I'm doing the rest of my work in front of the Telly. <i>Peter's Friends</a> is on Showtime this afternoon. I just need a Fry and Laurie fix, and I'm not sure that I've properly set the PVR with the worst user interface EVAH to record this movie. Excuses, excuses.

Anonymous said...

How about a $$ write-off for each hour devoted to your Journal?
V

Anonymous said...

I like V's write off suggestion!  And I agree, dogs should be duducted.  vet bills, food etc...too bad credit card interest isn't anymore, what will they take away next? mortgage interest?

Anonymous said...

I was wondering if i could find a sight that would let me read the book "And Both Were Young". I've read it before, but i have seemed to misplaced my copy and i need to know the names of Flip's three roommates and other things that happened in the book in order to report acurattely about the book, but i've only until Monday, so can you help me?
~ maraina~

Anonymous said...

Note to ~ maraina~ (I don't have a valid email address for you)
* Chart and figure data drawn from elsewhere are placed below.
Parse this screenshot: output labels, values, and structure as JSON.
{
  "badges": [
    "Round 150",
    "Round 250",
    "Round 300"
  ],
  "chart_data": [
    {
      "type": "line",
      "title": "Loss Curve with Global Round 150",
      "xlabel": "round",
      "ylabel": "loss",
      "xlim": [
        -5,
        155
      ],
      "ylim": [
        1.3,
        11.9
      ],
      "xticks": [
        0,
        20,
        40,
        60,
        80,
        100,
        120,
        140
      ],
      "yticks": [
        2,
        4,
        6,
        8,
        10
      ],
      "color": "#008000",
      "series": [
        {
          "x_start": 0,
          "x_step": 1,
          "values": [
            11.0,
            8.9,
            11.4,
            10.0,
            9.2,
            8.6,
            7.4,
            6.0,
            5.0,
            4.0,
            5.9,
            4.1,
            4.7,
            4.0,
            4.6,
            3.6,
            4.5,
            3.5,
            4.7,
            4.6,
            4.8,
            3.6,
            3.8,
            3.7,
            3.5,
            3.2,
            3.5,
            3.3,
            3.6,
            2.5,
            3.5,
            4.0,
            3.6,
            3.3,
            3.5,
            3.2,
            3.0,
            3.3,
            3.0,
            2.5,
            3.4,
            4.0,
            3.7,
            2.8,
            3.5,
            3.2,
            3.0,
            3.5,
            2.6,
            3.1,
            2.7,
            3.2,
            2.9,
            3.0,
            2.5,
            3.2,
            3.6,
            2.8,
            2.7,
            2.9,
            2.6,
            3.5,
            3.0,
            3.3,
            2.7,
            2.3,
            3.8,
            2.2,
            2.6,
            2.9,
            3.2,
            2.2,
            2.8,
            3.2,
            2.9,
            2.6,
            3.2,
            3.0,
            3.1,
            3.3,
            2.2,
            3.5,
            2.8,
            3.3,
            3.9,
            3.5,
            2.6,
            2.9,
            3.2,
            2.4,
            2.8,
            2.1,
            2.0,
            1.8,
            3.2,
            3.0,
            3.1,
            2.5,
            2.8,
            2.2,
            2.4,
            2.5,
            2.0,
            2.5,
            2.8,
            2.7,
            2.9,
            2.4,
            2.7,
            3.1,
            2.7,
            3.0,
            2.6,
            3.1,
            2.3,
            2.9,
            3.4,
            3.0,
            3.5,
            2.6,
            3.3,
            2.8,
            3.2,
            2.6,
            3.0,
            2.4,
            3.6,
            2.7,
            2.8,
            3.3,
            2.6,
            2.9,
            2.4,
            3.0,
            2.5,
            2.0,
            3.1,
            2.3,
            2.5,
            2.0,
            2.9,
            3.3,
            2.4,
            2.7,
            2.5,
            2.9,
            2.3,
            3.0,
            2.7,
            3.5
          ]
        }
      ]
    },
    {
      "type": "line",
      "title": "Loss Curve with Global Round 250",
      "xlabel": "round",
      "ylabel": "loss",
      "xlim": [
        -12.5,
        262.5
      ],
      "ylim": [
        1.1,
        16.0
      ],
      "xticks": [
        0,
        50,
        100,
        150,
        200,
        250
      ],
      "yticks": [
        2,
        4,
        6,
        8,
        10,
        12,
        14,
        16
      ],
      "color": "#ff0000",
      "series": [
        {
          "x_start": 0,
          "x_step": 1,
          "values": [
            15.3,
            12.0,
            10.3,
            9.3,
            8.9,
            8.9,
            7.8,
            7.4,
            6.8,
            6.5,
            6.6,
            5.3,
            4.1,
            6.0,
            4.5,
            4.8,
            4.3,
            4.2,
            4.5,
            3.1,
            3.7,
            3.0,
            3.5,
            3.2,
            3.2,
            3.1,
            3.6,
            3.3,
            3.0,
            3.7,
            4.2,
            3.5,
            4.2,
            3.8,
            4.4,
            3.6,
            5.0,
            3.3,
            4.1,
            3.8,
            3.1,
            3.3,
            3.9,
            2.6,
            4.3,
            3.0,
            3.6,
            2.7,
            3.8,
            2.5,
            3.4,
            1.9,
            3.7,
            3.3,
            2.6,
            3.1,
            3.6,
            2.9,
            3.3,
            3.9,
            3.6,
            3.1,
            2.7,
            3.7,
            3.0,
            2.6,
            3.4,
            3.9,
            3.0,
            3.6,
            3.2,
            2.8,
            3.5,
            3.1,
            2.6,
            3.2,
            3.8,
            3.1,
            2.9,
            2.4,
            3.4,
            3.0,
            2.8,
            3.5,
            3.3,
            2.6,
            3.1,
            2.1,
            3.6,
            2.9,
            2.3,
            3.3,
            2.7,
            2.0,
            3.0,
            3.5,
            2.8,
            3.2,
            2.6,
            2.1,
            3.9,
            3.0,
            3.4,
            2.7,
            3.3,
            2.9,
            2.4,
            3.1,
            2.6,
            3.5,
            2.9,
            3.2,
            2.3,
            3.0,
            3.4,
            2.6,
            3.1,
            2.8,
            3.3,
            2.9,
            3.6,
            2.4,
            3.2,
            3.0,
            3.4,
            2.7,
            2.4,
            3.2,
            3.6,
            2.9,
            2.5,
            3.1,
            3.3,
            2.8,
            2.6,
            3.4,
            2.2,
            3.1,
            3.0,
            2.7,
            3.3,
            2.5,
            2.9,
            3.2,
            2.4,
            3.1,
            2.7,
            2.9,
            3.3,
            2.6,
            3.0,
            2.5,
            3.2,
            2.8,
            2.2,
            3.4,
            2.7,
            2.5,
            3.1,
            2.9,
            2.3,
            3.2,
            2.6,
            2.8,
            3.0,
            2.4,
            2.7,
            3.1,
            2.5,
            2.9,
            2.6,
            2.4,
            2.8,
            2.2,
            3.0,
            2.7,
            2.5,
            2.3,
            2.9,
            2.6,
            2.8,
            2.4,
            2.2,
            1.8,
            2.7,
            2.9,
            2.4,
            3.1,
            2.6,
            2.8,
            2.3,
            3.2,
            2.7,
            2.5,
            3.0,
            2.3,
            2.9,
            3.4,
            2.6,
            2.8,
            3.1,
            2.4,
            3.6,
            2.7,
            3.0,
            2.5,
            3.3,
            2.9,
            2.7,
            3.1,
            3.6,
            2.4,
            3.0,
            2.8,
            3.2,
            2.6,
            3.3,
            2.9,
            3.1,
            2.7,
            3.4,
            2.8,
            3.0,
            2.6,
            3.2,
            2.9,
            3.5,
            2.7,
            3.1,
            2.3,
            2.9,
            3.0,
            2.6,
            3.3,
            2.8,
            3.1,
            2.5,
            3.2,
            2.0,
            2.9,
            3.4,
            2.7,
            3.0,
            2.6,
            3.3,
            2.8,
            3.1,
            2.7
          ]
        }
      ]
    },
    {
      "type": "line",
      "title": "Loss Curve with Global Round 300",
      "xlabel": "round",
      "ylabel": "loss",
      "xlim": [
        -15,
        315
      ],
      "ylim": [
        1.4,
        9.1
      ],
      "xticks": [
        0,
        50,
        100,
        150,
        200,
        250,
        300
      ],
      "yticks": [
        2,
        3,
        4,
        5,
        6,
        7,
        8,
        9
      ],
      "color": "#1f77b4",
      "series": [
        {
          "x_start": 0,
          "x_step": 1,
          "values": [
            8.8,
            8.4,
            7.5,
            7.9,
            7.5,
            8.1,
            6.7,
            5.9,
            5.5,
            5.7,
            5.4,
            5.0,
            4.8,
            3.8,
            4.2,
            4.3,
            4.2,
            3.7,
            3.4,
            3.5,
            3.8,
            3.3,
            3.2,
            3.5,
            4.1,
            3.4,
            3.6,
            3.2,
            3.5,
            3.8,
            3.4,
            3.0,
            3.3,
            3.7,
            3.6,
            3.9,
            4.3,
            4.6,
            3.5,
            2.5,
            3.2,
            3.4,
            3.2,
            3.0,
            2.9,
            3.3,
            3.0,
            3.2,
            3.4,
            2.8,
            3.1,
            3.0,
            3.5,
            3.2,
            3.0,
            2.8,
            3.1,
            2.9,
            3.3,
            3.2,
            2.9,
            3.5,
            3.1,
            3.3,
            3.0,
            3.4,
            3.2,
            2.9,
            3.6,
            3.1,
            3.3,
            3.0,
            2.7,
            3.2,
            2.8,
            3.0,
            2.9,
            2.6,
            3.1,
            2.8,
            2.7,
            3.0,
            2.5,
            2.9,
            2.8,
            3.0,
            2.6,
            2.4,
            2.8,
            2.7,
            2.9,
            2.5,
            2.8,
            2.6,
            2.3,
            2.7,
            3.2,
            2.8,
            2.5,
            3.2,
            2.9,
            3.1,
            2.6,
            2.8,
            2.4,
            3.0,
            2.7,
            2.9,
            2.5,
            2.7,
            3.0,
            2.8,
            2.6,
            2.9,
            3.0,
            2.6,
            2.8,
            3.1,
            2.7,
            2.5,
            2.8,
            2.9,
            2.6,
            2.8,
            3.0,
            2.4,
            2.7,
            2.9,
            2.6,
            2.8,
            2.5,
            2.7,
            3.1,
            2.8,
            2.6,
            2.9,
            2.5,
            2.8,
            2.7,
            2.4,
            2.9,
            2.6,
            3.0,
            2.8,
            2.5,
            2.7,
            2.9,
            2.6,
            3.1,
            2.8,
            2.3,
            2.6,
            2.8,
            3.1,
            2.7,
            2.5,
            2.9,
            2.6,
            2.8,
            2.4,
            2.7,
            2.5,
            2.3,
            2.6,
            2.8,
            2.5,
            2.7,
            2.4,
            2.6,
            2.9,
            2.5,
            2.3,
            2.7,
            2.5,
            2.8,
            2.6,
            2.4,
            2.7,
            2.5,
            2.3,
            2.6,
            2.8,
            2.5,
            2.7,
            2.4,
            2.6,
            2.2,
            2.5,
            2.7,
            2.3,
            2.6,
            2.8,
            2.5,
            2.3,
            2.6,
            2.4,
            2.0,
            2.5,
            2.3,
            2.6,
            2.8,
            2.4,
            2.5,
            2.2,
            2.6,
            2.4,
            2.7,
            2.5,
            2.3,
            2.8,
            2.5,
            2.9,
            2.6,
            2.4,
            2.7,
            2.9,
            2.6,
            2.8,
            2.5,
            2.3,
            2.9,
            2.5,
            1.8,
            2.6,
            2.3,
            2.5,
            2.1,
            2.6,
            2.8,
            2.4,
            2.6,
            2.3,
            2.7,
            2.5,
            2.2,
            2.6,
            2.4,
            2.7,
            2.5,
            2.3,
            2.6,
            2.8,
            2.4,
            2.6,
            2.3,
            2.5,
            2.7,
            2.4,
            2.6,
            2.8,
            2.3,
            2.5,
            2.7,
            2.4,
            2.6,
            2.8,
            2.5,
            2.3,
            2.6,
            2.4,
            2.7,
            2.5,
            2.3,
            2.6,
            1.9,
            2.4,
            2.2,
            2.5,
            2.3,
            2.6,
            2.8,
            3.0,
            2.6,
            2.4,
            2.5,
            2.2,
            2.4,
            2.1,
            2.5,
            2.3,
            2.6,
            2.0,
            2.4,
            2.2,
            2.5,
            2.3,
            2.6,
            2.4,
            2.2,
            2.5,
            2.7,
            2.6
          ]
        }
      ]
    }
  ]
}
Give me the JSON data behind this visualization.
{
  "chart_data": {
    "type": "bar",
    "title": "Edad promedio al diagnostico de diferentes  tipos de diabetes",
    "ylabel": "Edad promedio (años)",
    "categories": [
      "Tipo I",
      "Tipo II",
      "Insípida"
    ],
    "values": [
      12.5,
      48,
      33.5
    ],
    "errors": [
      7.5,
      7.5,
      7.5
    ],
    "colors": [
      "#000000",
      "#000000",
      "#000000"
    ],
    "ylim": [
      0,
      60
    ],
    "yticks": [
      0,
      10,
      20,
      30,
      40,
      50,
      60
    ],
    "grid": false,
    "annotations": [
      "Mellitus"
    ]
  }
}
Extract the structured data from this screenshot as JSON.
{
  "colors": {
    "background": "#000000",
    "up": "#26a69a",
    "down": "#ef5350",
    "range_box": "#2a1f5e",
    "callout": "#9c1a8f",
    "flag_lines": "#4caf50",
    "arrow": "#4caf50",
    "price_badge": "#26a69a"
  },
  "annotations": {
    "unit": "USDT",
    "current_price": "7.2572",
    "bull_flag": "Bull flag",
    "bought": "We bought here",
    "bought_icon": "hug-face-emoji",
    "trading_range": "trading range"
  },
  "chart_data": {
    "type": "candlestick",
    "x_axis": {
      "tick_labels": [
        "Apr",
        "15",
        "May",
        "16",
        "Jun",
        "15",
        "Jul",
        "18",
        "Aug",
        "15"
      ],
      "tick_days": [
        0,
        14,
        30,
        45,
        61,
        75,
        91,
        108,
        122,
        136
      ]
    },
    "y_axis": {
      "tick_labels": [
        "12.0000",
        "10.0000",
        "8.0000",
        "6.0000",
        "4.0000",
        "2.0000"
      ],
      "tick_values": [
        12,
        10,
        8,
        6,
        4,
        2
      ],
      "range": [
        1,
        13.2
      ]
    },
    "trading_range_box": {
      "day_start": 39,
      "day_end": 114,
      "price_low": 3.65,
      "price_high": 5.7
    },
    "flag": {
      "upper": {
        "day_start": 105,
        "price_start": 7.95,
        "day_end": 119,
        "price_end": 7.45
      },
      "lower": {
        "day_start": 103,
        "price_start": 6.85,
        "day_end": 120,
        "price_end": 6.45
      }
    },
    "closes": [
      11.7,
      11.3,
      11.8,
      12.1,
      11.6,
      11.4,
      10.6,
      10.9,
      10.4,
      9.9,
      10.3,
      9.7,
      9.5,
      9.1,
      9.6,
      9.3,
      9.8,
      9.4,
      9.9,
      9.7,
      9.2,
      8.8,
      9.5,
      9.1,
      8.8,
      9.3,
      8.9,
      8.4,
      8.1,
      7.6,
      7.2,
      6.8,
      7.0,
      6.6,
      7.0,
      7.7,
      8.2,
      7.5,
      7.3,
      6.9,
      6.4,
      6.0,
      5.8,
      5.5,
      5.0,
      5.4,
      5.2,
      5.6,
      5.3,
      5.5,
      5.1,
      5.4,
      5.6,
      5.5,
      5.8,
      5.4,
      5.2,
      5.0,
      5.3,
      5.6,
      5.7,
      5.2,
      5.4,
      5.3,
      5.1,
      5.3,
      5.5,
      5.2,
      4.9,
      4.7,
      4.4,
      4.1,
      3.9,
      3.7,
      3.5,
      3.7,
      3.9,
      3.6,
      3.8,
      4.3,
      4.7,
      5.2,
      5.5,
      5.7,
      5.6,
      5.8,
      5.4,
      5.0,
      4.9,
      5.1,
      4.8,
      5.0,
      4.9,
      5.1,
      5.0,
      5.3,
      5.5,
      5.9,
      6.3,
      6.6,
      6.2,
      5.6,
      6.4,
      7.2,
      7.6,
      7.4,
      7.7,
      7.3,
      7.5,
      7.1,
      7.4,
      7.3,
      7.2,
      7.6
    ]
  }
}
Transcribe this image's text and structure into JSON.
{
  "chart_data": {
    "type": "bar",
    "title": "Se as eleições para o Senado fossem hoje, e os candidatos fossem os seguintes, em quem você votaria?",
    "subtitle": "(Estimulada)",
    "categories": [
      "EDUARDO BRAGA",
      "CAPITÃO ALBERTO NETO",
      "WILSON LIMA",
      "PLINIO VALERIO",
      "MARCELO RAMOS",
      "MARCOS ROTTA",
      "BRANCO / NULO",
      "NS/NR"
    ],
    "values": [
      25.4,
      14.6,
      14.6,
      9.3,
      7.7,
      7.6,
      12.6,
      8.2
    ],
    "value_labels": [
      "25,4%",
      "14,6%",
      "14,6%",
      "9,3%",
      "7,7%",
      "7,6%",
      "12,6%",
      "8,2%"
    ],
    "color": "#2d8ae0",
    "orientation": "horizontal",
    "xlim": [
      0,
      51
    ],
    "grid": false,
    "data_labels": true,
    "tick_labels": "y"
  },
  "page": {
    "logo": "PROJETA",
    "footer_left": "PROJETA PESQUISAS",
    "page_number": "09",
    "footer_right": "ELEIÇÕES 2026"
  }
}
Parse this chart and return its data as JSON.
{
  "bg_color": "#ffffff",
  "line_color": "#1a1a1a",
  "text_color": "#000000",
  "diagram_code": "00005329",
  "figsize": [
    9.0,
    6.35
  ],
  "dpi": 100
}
All I can suggests is either a library or a bookstore (it's in paperback) for the book itself, or looking at the Amazon.com listing for it.

Honestly, it's also been years since I last read this one, and I tend to confuse parts of it with the Small Rain.  Flip and Katherine had kind of similar experiences--both were socially awkward, artistic, and stuck in a European boarding school.  For And Both Were Young, I mostly remember Paul and the skiing stuff.

Good luck!

Karen
email: mavarin @ aol.com

Anonymous said...

Thank you for including cats. Honestly, I always feel strange not listing Meelo as a dependent.

Anonymous said...

  I sure agree with the credit card deduction.  Used to be nice, didn't it ?  Tina

Anonymous said...

we have 12 dogs ,we could use the tax deduction for our pets, they are like kids without the arguments and back talk. pets are great.

Anonymous said...

What exactly does toadying mean? I thought your article was creative and kept my attention, so I'm not being facetious. It sounds like a word that would be fun to use, but I don't want to sound niave, nerdy or any of those other things by misusing a cool, new word.

My son is trying to come up with an illustration for his school literary magazine. The magazine's name is The Muse. That's what caught my eye and why I read your article. We didn't know what "muse" meant, but now we do and since you like the word too, I wonder what you think a creative illustration for the cover would be.